Since then its ultimate fate has been closely scrutinized. Casinos, schools and organic farms have been mooted, but the island currently resides in a kind of functional limbo, neither a part of the city nor quite apart from it. As such it seems the perfect venue for the public art organization Creative Time, which has long practiced a form of aesthetic squatting by using vacant shopfronts and neglected landmarks for their projects.
Arriving on the island, which can only be reached by a short ferry ride, you’ll find a grassy park, an Episcopal church, a cinema, a fort, ornamental cannons and rows of pristine clapboard houses. It is quaint, calm and shockingly devoid of people. In fact Governors Island seems to have been designed to be the exact opposite of the crowded megalopolis that looms over it.
The island’s curiously indeterminate state serves as the underlying theme of ‘PLOT/09: This World & Nearer Ones’, Creative Time’s inaugural public art quadrennial. The curator, Mark Beasley, stresses that the works, like the island, are, ‘in a state of becoming, caught between worlds and open to all’, and many of the works choose to attack this theme head-on by dabbling with the occult and spirit worlds.
Edgar Arceneaux fills one of the empty houses with low-frequency sound waves in an attempt to heighten the ghostly qualities of the empty building. Klaus Weber’s oversized wind chime in black aluminium hangs from a tree on the main sward, dolorously clanging the diabolus in musica tritone, a musical effect that has long been thought to summon the devil. The Bruce High Quality Foundation’s film Isle of the Dead (2009) humorously depicts a zombified art world invading the island, while Adam Chodzko’s film Echo (2009) tells, in true horror fashion, the tale of a children’s game gone horribly wrong. Earlier this summer AA Bronson and Peter Hobbs held one of their boozy invocations to ‘queer spirits’ on the island.
Despite their thematic unity, many of these pieces seemed scattershot and forcing, thrusting an aesthetic onto an island that is in itself palpably stranger than anything the artists have managed to create.

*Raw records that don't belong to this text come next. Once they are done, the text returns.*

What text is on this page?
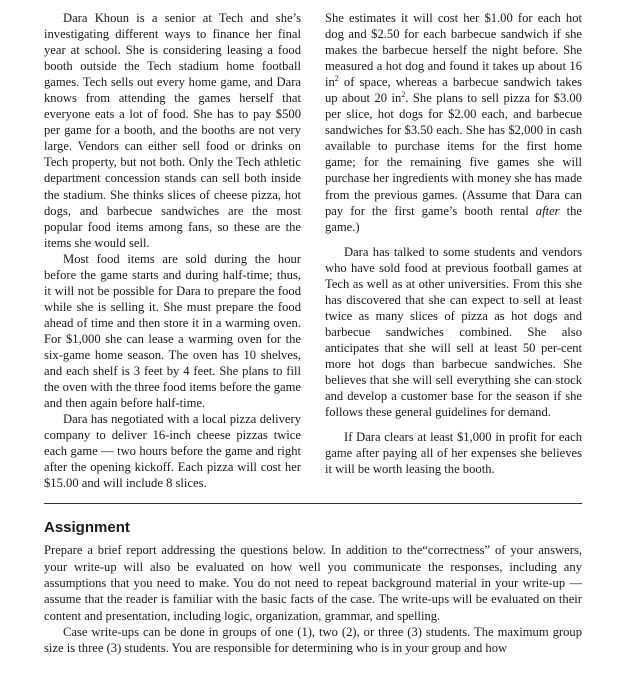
Dara Khoun is a senior at Tech and she’s investigating different ways to finance her final year at school. She is considering leasing a food booth outside the Tech stadium home football games. Tech sells out every home game, and Dara knows from attending the games herself that everyone eats a lot of food. She has to pay $500 per game for a booth, and the booths are not very large. Vendors can either sell food or drinks on Tech property, but not both. Only the Tech athletic department concession stands can sell both inside the stadium. She thinks slices of cheese pizza, hot dogs, and barbecue sandwiches are the most popular food items among fans, so these are the items she would sell.

Most food items are sold during the hour before the game starts and during half-time; thus, it will not be possible for Dara to prepare the food while she is selling it. She must prepare the food ahead of time and then store it in a warming oven. For $1,000 she can lease a warming oven for the six-game home season. The oven has 10 shelves, and each shelf is 3 feet by 4 feet. She plans to fill the oven with the three food items before the game and then again before half-time.

Dara has negotiated with a local pizza delivery company to deliver 16-inch cheese pizzas twice each game — two hours before the game and right after the opening kickoff. Each pizza will cost her $15.00 and will include 8 slices.

She estimates it will cost her $1.00 for each hot dog and $2.50 for each barbecue sandwich if she makes the barbecue herself the night before. She measured a hot dog and found it takes up about 16 $in^2$ of space, whereas a barbecue sandwich takes up about 20 $in^2$. She plans to sell pizza for $3.00 per slice, hot dogs for $2.00 each, and barbecue sandwiches for $3.50 each. She has $2,000 in cash available to purchase items for the first home game; for the remaining five games she will purchase her ingredients with money she has made from the previous games. (Assume that Dara can pay for the first game’s booth rental after the game.)

Dara has talked to some students and vendors who have sold food at previous football games at Tech as well as at other universities. From this she has discovered that she can expect to sell at least twice as many slices of pizza as hot dogs and barbecue sandwiches combined. She also anticipates that she will sell at least 50 per-cent more hot dogs than barbecue sandwiches. She believes that she will sell everything she can stock and develop a customer base for the season if she follows these general guidelines for demand.

If Dara clears at least $1,000 in profit for each game after paying all of her expenses she believes it will be worth leasing the booth.

Assignment

Prepare a brief report addressing the questions below. In addition to the“correctness” of your answers, your write-up will also be evaluated on how well you communicate the responses, including any assumptions that you need to make. You do not need to repeat background material in your write-up — assume that the reader is familiar with the basic facts of the case. The write-ups will be evaluated on their content and presentation, including logic, organization, grammar, and spelling.

Case write-ups can be done in groups of one (1), two (2), or three (3) students. The maximum group size is three (3) students. You are responsible for determining who is in your group and how
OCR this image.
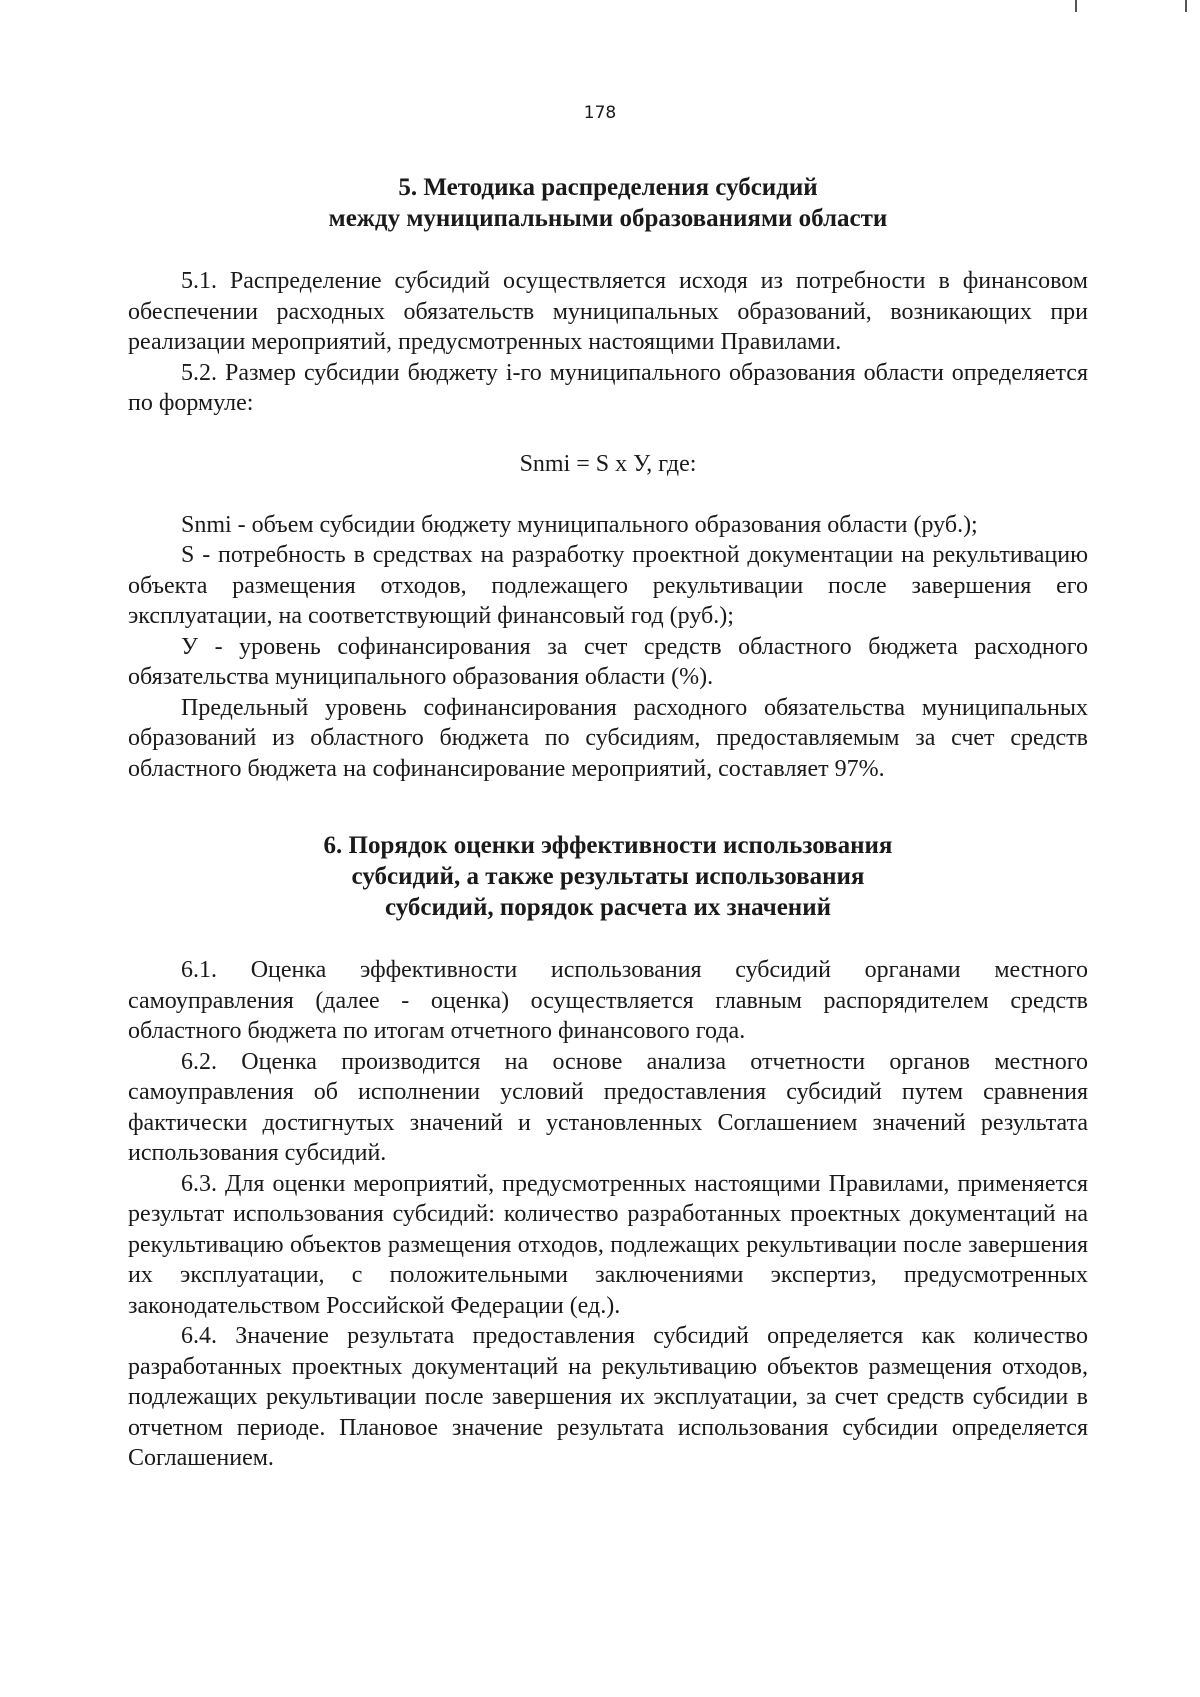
178
5. Методика распределения субсидий
между муниципальными образованиями области

5.1. Распределение субсидий осуществляется исходя из потребности в финансовом обеспечении расходных обязательств муниципальных образований, возникающих при реализации мероприятий, предусмотренных настоящими Правилами.

5.2. Размер субсидии бюджету i-го муниципального образования области определяется по формуле:

Snmi = S x У, где:

Snmi - объем субсидии бюджету муниципального образования области (руб.);

S - потребность в средствах на разработку проектной документации на рекультивацию объекта размещения отходов, подлежащего рекультивации после завершения его эксплуатации, на соответствующий финансовый год (руб.);

У - уровень софинансирования за счет средств областного бюджета расходного обязательства муниципального образования области (%).

Предельный уровень софинансирования расходного обязательства муниципальных образований из областного бюджета по субсидиям, предоставляемым за счет средств областного бюджета на софинансирование мероприятий, составляет 97%.

6. Порядок оценки эффективности использования
субсидий, а также результаты использования
субсидий, порядок расчета их значений

6.1. Оценка эффективности использования субсидий органами местного самоуправления (далее - оценка) осуществляется главным распорядителем средств областного бюджета по итогам отчетного финансового года.

6.2. Оценка производится на основе анализа отчетности органов местного самоуправления об исполнении условий предоставления субсидий путем сравнения фактически достигнутых значений и установленных Соглашением значений результата использования субсидий.

6.3. Для оценки мероприятий, предусмотренных настоящими Правилами, применяется результат использования субсидий: количество разработанных проектных документаций на рекультивацию объектов размещения отходов, подлежащих рекультивации после завершения их эксплуатации, с положительными заключениями экспертиз, предусмотренных законодательством Российской Федерации (ед.).

6.4. Значение результата предоставления субсидий определяется как количество разработанных проектных документаций на рекультивацию объектов размещения отходов, подлежащих рекультивации после завершения их эксплуатации, за счет средств субсидии в отчетном периоде. Плановое значение результата использования субсидии определяется Соглашением.
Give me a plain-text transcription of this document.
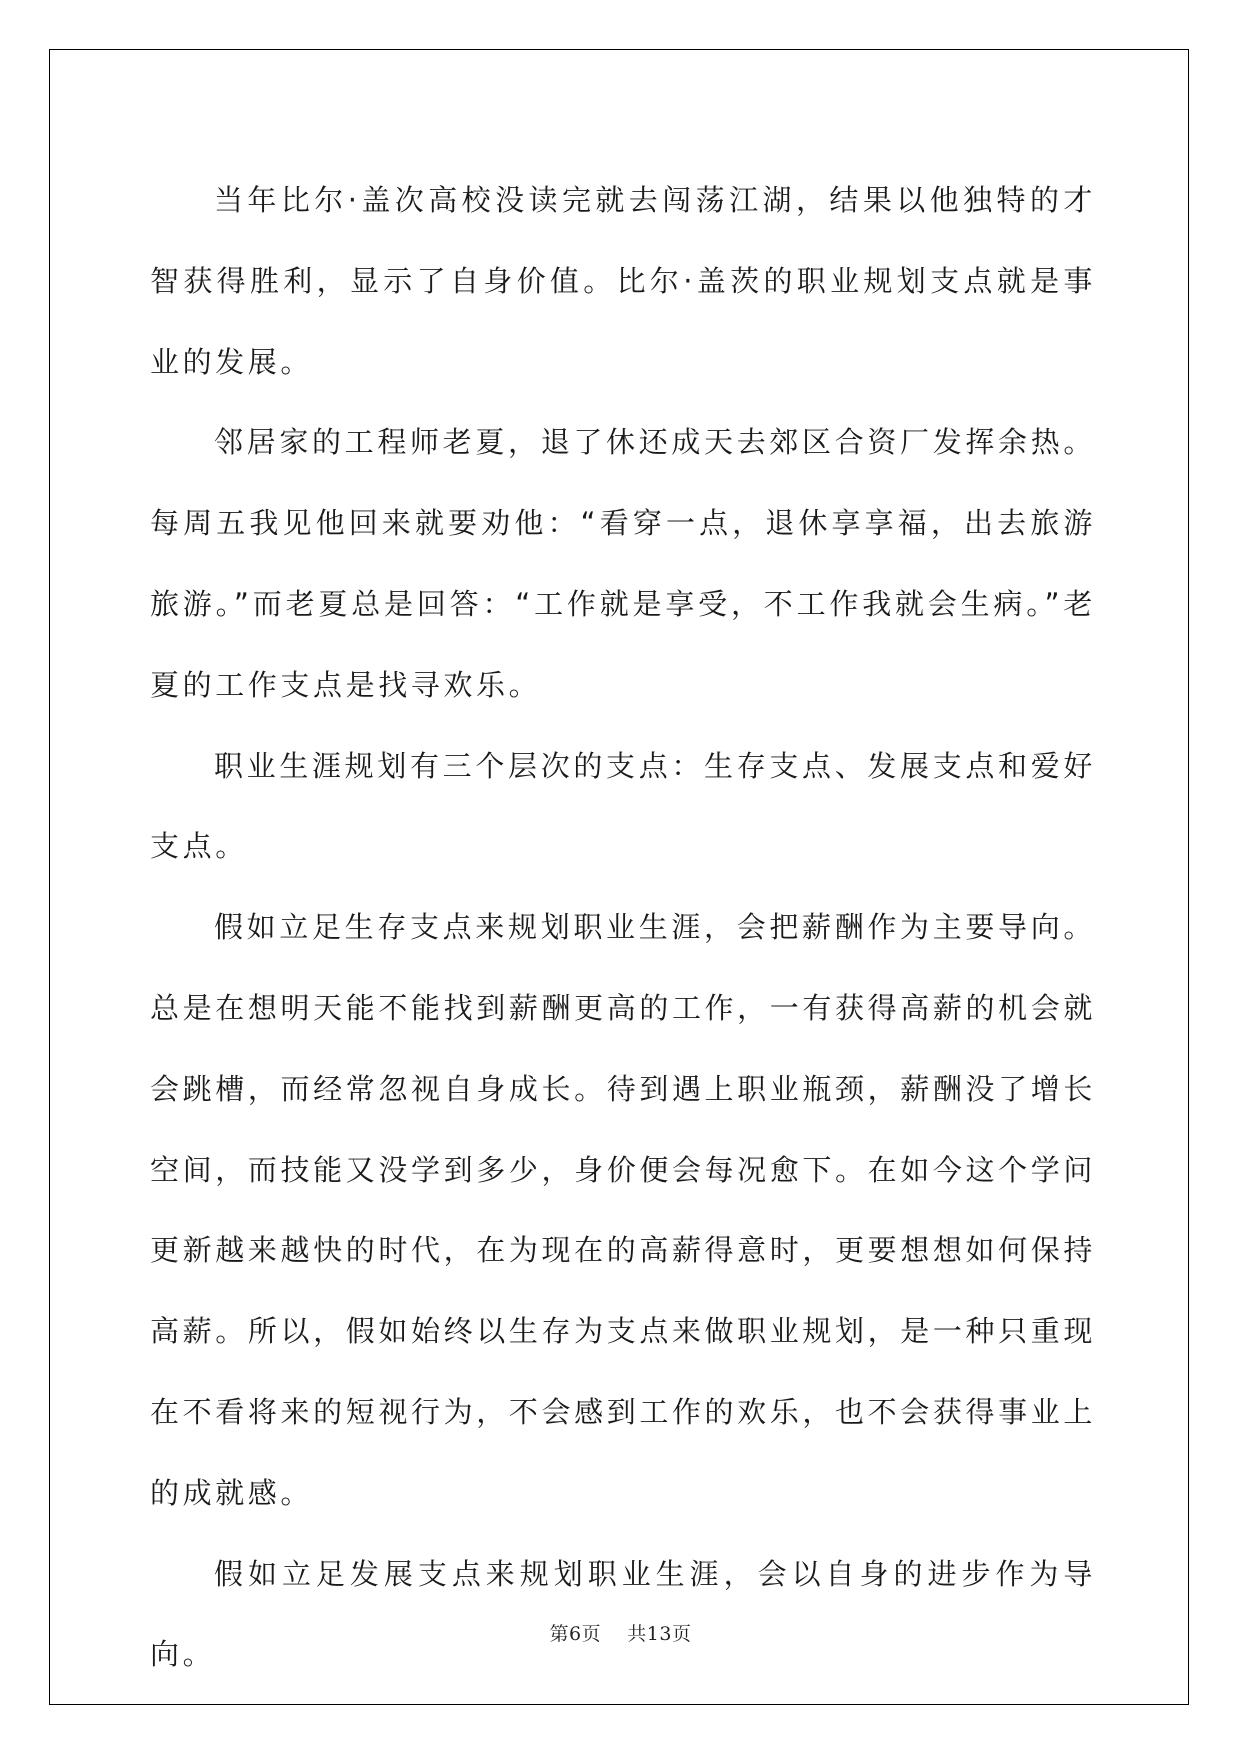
当年比尔·盖次高校没读完就去闯荡江湖，结果以他独特的才智获得胜利，显示了自身价值。比尔·盖茨的职业规划支点就是事业的发展。

邻居家的工程师老夏，退了休还成天去郊区合资厂发挥余热。每周五我见他回来就要劝他：“看穿一点，退休享享福，出去旅游旅游。”而老夏总是回答：“工作就是享受，不工作我就会生病。”老夏的工作支点是找寻欢乐。

职业生涯规划有三个层次的支点：生存支点、发展支点和爱好支点。

假如立足生存支点来规划职业生涯，会把薪酬作为主要导向。总是在想明天能不能找到薪酬更高的工作，一有获得高薪的机会就会跳槽，而经常忽视自身成长。待到遇上职业瓶颈，薪酬没了增长空间，而技能又没学到多少，身价便会每况愈下。在如今这个学问更新越来越快的时代，在为现在的高薪得意时，更要想想如何保持高薪。所以，假如始终以生存为支点来做职业规划，是一种只重现在不看将来的短视行为，不会感到工作的欢乐，也不会获得事业上的成就感。

假如立足发展支点来规划职业生涯，会以自身的进步作为导向。

第6页 共13页
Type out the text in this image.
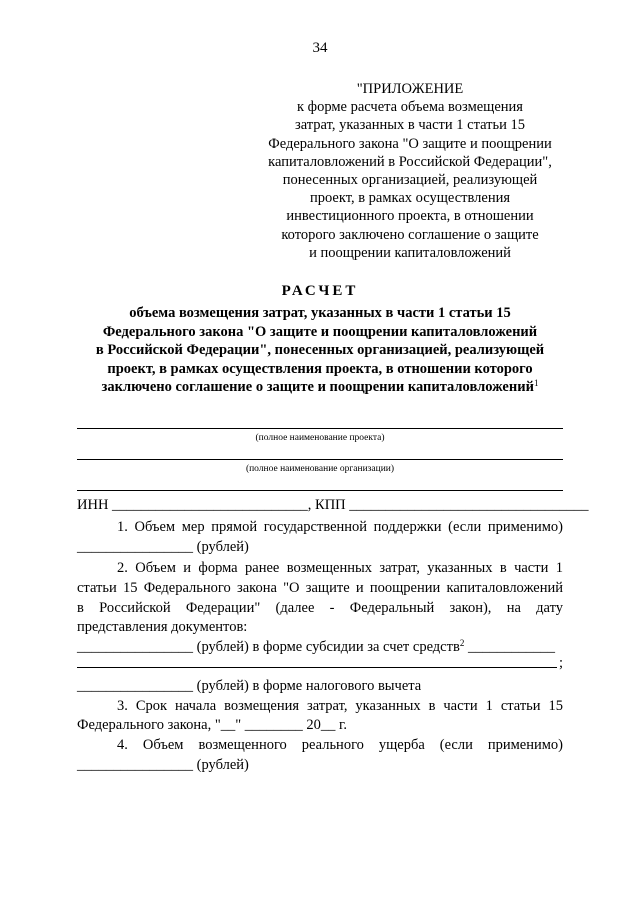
34
"ПРИЛОЖЕНИЕ
к форме расчета объема возмещения
затрат, указанных в части 1 статьи 15
Федерального закона "О защите и поощрении
капиталовложений в Российской Федерации",
понесенных организацией, реализующей
проект, в рамках осуществления
инвестиционного проекта, в отношении
которого заключено соглашение о защите
и поощрении капиталовложений
РАСЧЕТ
объема возмещения затрат, указанных в части 1 статьи 15
Федерального закона "О защите и поощрении капиталовложений
в Российской Федерации", понесенных организацией, реализующей
проект, в рамках осуществления проекта, в отношении которого
заключено соглашение о защите и поощрении капиталовложений$^1$
(полное наименование проекта)
(полное наименование организации)
ИНН ___________________________, КПП _________________________________
1. Объем мер прямой государственной поддержки (если применимо)
________________ (рублей)
2. Объем и форма ранее возмещенных затрат, указанных в части 1
статьи 15 Федерального закона "О защите и поощрении капиталовложений
в Российской Федерации" (далее - Федеральный закон), на дату
представления документов:
________________ (рублей) в форме субсидии за счет средств$^2$ ____________
;
________________ (рублей) в форме налогового вычета
3. Срок начала возмещения затрат, указанных в части 1 статьи 15
Федерального закона, "__" ________ 20__ г.
4. Объем возмещенного реального ущерба (если применимо)
________________ (рублей)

For the fact remains that Governors Island has an air of situational and temporal wrongness that is most reminiscent of the Welsh village of Portmeirion, a bizarre Italianate resort that was the setting for the surreal television series The Prisoner (1967–8). It is an air which only Guido van der Werve’s weirdly romantic films, Nummer vier (2005) and Nummer zeven (2006), truly seem to understand. Created long before the show, and thus only tangentially linked to its theme, these films show the artist journeying across wide open spaces – playing a piano in the middle of a lake, or launching a rocket in a field – with results that vary between lighthearted absurdity and melancholic yearning. Van der Werve’s works abstractedly touch on the weirdness of place without pushing too hard to replicate it. In doing so they only prove the point that when you wish to see hidden worlds that stand on the edge of existence, the best view is often gained out of the corner of one’s eye.